Turf study monitors runoff, establish fertilizer management practices
A team of scientists from Texas A&M AgriLife Research is aiming to answer those questions. All with the Department of Soil and Crop Sciences at Texas A&M University, the group includes: Dr. Jacqui Aitkenhead-Peterson, assistant professor of urban nutrient and water management; Dr. Ben Wherley, assistant professor of turfgrass science and ecology; Dr. Richard White, professor of turfgrass physiology and management; and Jim Thomas, senior research associate.
"We are looking at the establishment of turf and what nutrients are coming off of that turf in the water runoff after irrigation or rain events," Peterson said.
The study, sponsored by The Scotts Miracle-Gro Company, is being conducted at the Texas A&M Urban Ecology Field Laboratory on F&B Road, in College Station. The runoff facility used in the study took a year to construct and consists of 24 individual plots, each 13 feet wide by 27 feet long on native soil that has not been disturbed until planting, all on a 3.5 percent slope. The plots are isolated with vertical plastic barriers between them so that water applied either infiltrates into the ground or runs down the hill where it can be sampled for nutrient content.
"We have the capability of irrigating where we can force a 'rainfall event' but the equipment is always on to also record any naturally occurring events," Peterson said.
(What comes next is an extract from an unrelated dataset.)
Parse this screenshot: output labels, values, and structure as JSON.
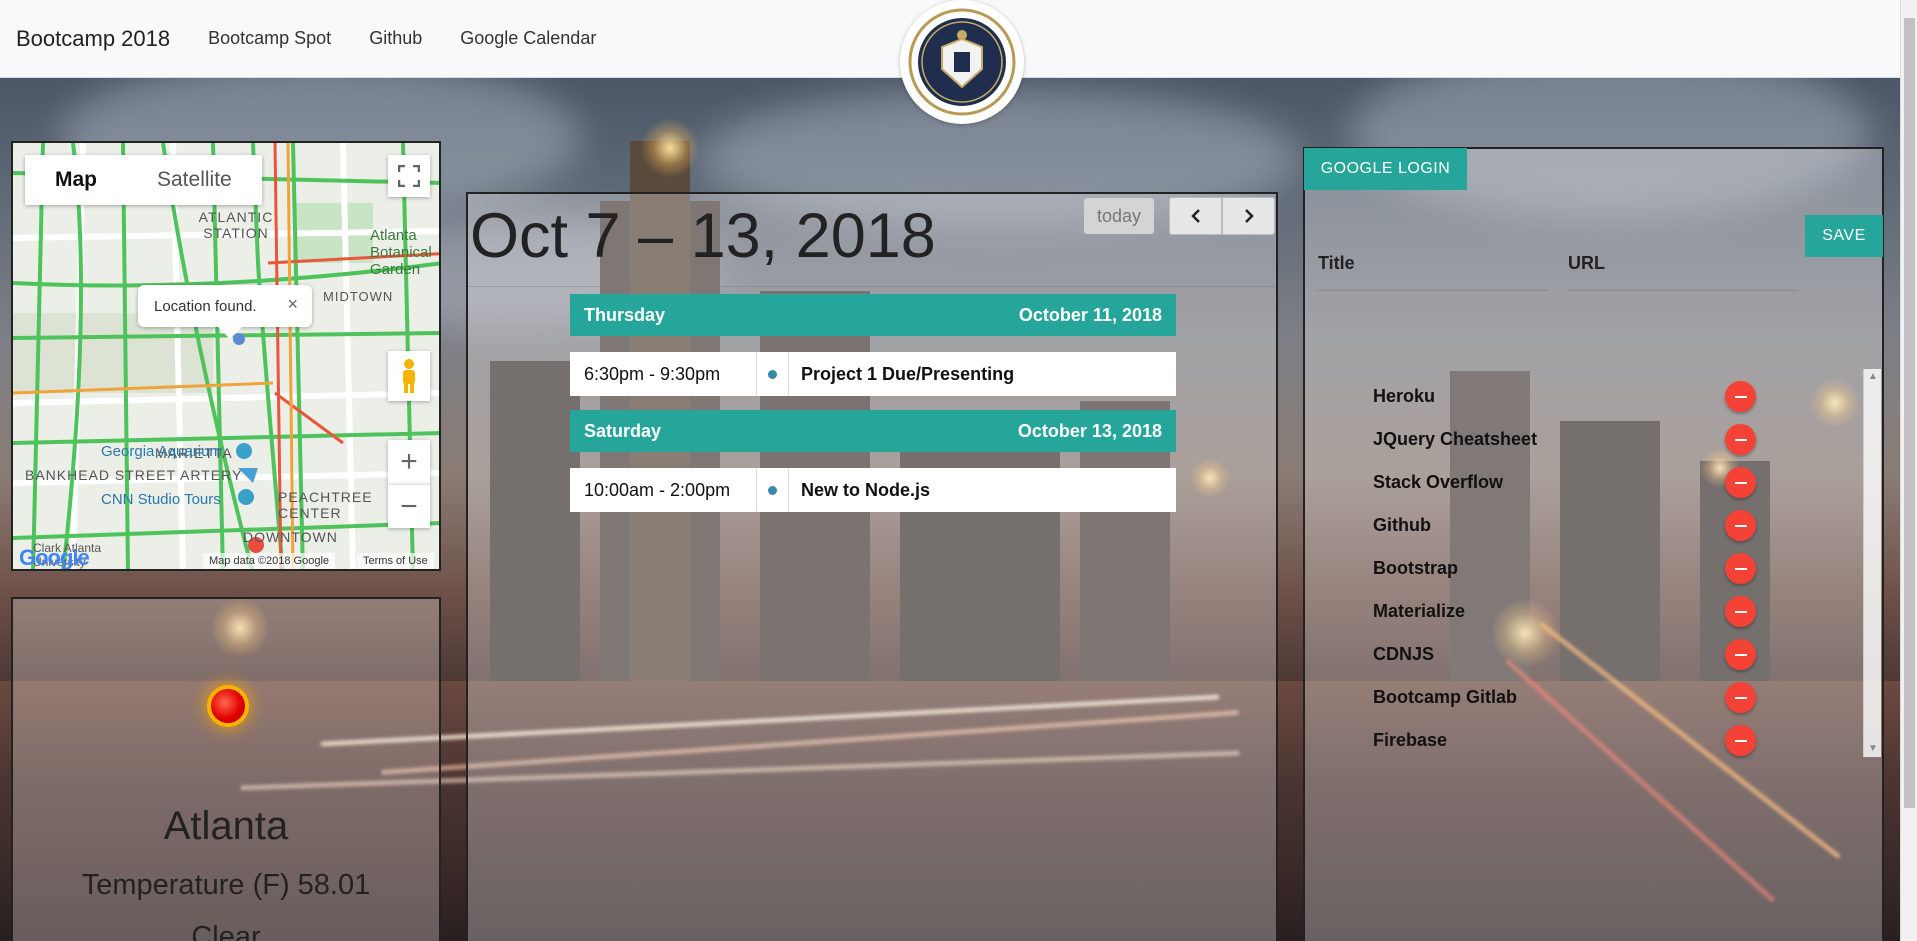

The study site was planted on Aug. 8 and the first runoff event measured occurred the following day, they said. The plots are planted to St. Augustine grass, which is most commonly used in new construction in Central Texas, Thomas said. They will test and compare runoff from plots with no fertilizer to those receiving several different nitrogen sources, applied either immediately or weeks after sod has been laid and rooted in, Thomas said.
"This will be the largest runoff facility of its kind in Texas, if not in the country," Peterson said. "We hope to have a lot of long-term projects looking at management practices, water conservation and nutrient conservation."